How about Kyle Szarzynski? Or one of the Jeremies? Because, really, do you think "regular Americans" bring their tents?
Occupy Wall Street is all about failure. It plays the blame game. It is a celebration of dependency, a convention of victims, an encampment of losers. Occupy Wall Street is a rally for socialism, it flies the white flag of unconditional surrender of freedom to the onslaught of bigger government. Its message is despair, not hope. It practices envy and preaches jealousy. Occupy Wall Street is a symptom of America's decline, fresh evidence that we are weaker than our foreign enemies thought possible.
Thank you, Steve Jobs
Have any of these Occupy people actually created anything? Steve Jobs died Wednesday, too early at the age of 56. He made something -- in fact, many things. He fundamentally changed the world and reaped the rewards. He dared. He took risks. Sometimes he failed (the Lisa computer, anyone?).
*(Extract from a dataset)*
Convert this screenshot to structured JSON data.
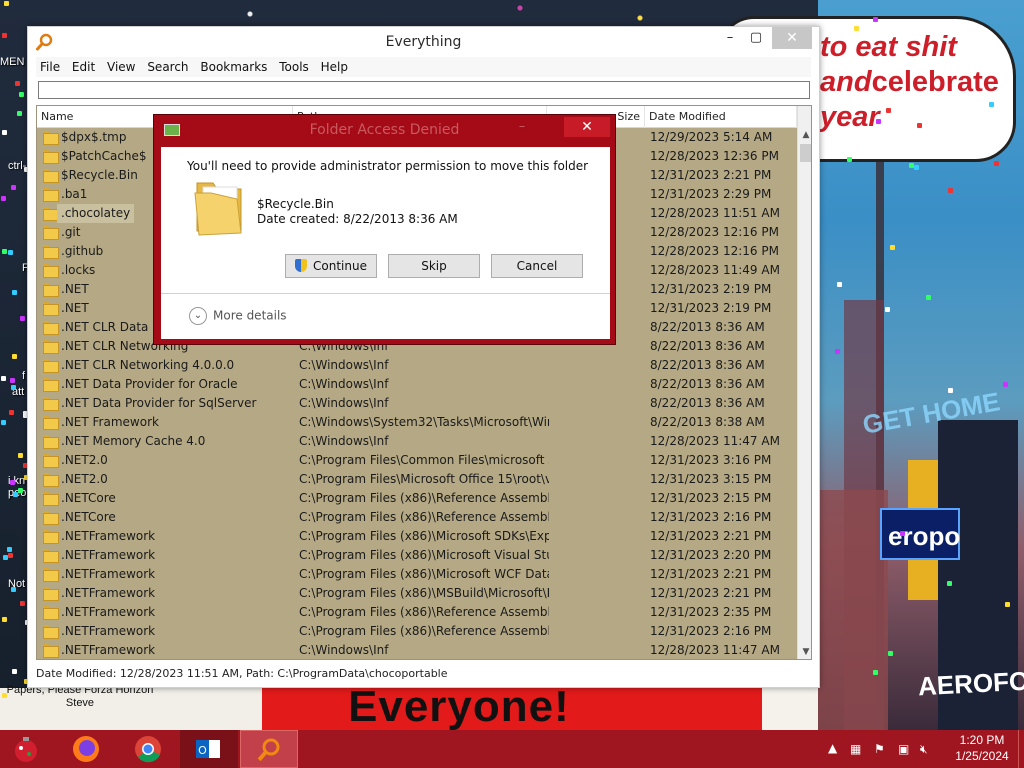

Sometimes (most times, actually) he succeeded.
So did the stockholders who put their money, their faith, in his product. That's right, Apple is a corporation, and one of the wealthiest in the world. No government subsidies, no bailouts. The high-tech world is littered with flame-outs and forgotten fossils. It is creative destruction exemplified.
Herman Cain says "Blame yourself!"
First heard this on Mitch Henck's Outside the Box radio show on 1310 AM this morning. I'm liking Herman Cain a lot. Yes he can be elected!